Background and definitions in .NET Drawer Code-128 in .NET Background and definitions

13.2 Background and definitions use none none creation toembed none for none Microsoft Office Word Website propagation may ext none for none end back to the initial state of the computation, losing all the work performed before the failure. In a distributed system, if each participating process takes its checkpoints independently, then the system is susceptible to the domino effect. This approach is called independent or uncoordinated checkpointing.

It is obviously desirable to avoid the domino effect and therefore several techniques have been developed to prevent it. One such technique is coordinated checkpointing where processes coordinate their checkpoints to form a system-wide consistent state. In case of a process failure, the system state can be restored to such a consistent set of checkpoints, preventing the rollback propagation.

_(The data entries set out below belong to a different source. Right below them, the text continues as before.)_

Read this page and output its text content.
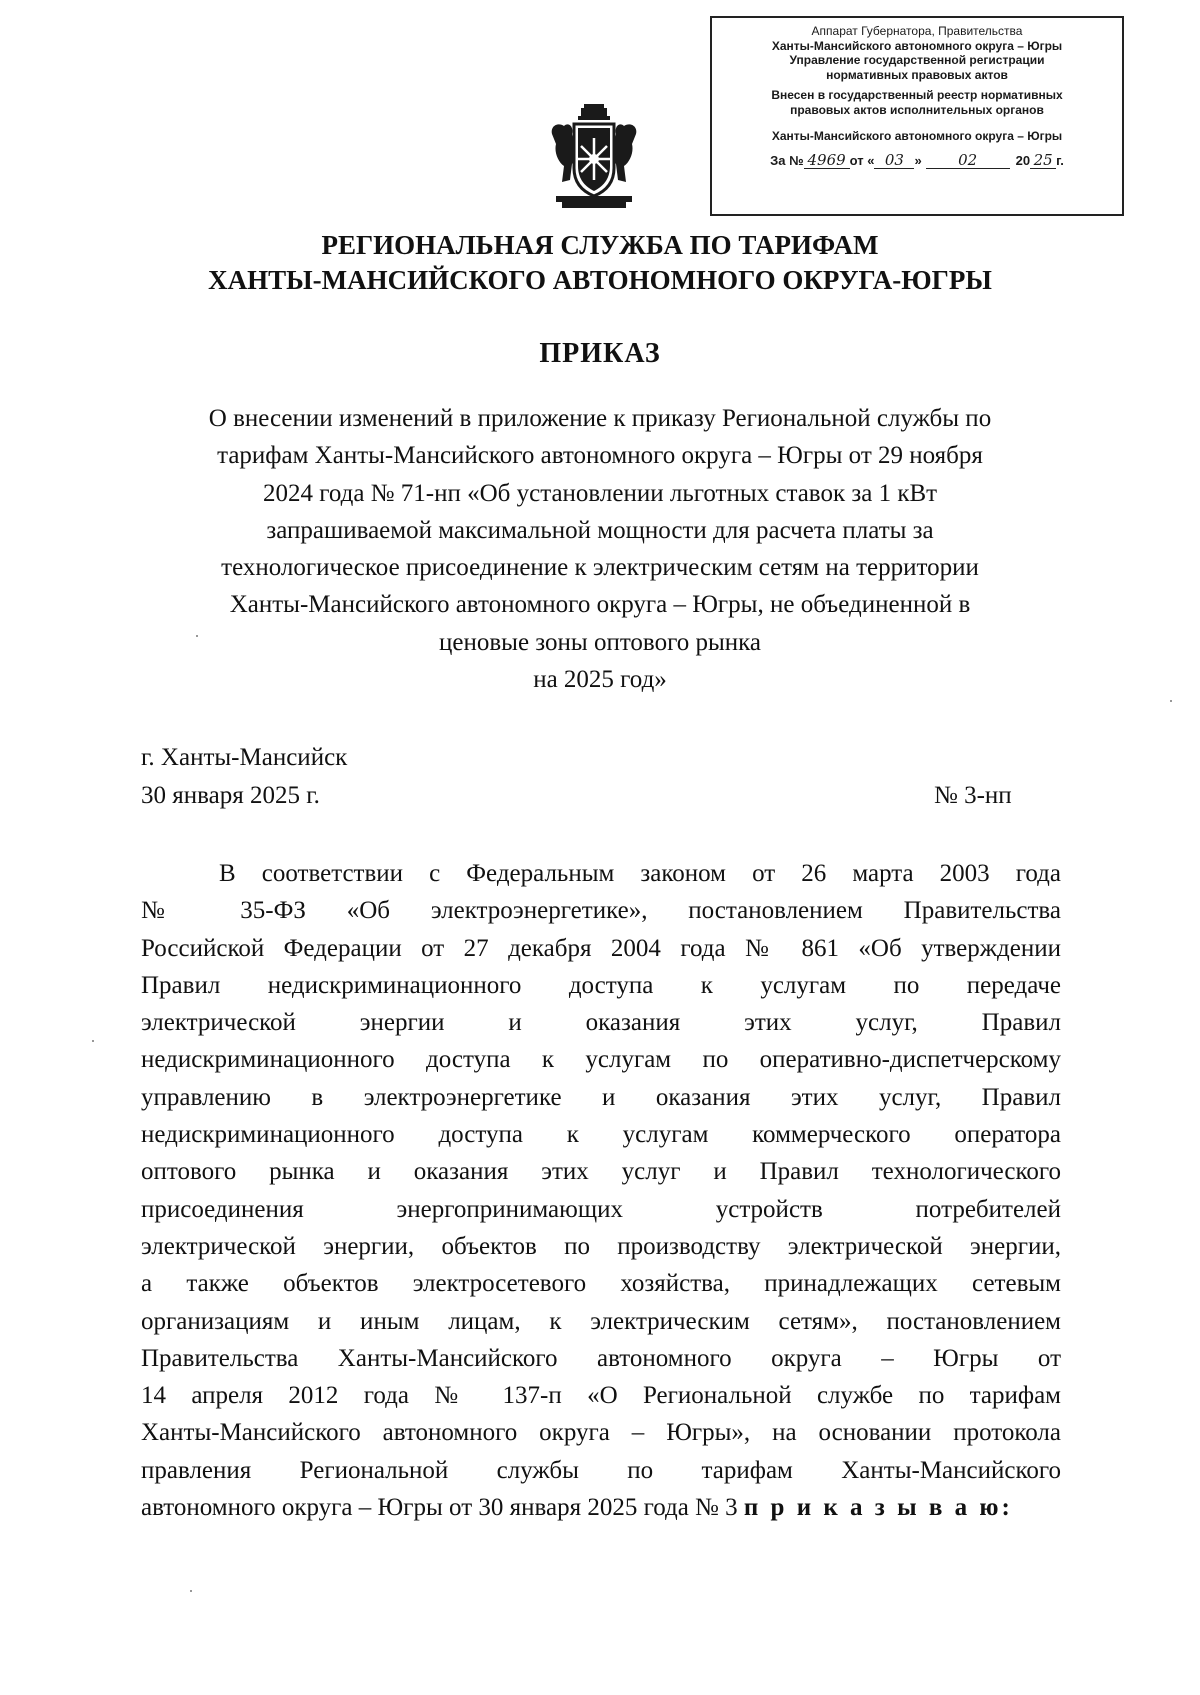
Аппарат Губернатора, Правительства
Ханты-Мансийского автономного округа – Югры
Управление государственной регистрации
нормативных правовых актов
Внесен в государственный реестр нормативных
правовых актов исполнительных органов
Ханты-Мансийского автономного округа – Югры
За № 4969 от « 03 »	02	20 25 г.
РЕГИОНАЛЬНАЯ СЛУЖБА ПО ТАРИФАМ
ХАНТЫ-МАНСИЙСКОГО АВТОНОМНОГО ОКРУГА-ЮГРЫ
ПРИКАЗ
О внесении изменений в приложение к приказу Региональной службы по
тарифам Ханты-Мансийского автономного округа – Югры от 29 ноября
2024 года № 71-нп «Об установлении льготных ставок за 1 кВт
запрашиваемой максимальной мощности для расчета платы за
технологическое присоединение к электрическим сетям на территории
Ханты-Мансийского автономного округа – Югры, не объединенной в
ценовые зоны оптового рынка
на 2025 год»
г. Ханты-Мансийск
30 января 2025 г.	№ 3-нп
В соответствии с Федеральным законом от 26 марта 2003 года
№ 35-ФЗ «Об электроэнергетике», постановлением Правительства
Российской Федерации от 27 декабря 2004 года № 861 «Об утверждении
Правил недискриминационного доступа к услугам по передаче
электрической энергии и оказания этих услуг, Правил
недискриминационного доступа к услугам по оперативно-диспетчерскому
управлению в электроэнергетике и оказания этих услуг, Правил
недискриминационного доступа к услугам коммерческого оператора
оптового рынка и оказания этих услуг и Правил технологического
присоединения энергопринимающих устройств потребителей
электрической энергии, объектов по производству электрической энергии,
а также объектов электросетевого хозяйства, принадлежащих сетевым
организациям и иным лицам, к электрическим сетям», постановлением
Правительства Ханты-Мансийского автономного округа – Югры от
14 апреля 2012 года № 137-п «О Региональной службе по тарифам
Ханты-Мансийского автономного округа – Югры», на основании протокола
правления Региональной службы по тарифам Ханты-Мансийского
автономного округа – Югры от 30 января 2025 года № 3 п р и к а з ы в а ю:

Alternatively, communication-induced checkpointing forces each process to take checkpoints based on information piggybacked on the application messages it receives from other processes. Checkpoints are taken such that a system-wide consistent state always exists on stable storage, thereby avoiding the domino effect. The approaches discussed so far implement checkpoint-based rollback recovery, which relies only on checkpoints to achieve fault-tolerance.

Logbased rollback recovery combines checkpointing with logging of nondeterministic events. Log-based rollback recovery relies on the piecewise deterministic (PWD) assumption, which postulates that all non-deterministic events that a process executes can be identified and that the information necessary to replay each event during recovery can be logged in the event s determinant. By logging and replaying the non-deterministic events in their exact original order, a process can deterministically recreate its pre-failure state even if this state has not been checkpointed.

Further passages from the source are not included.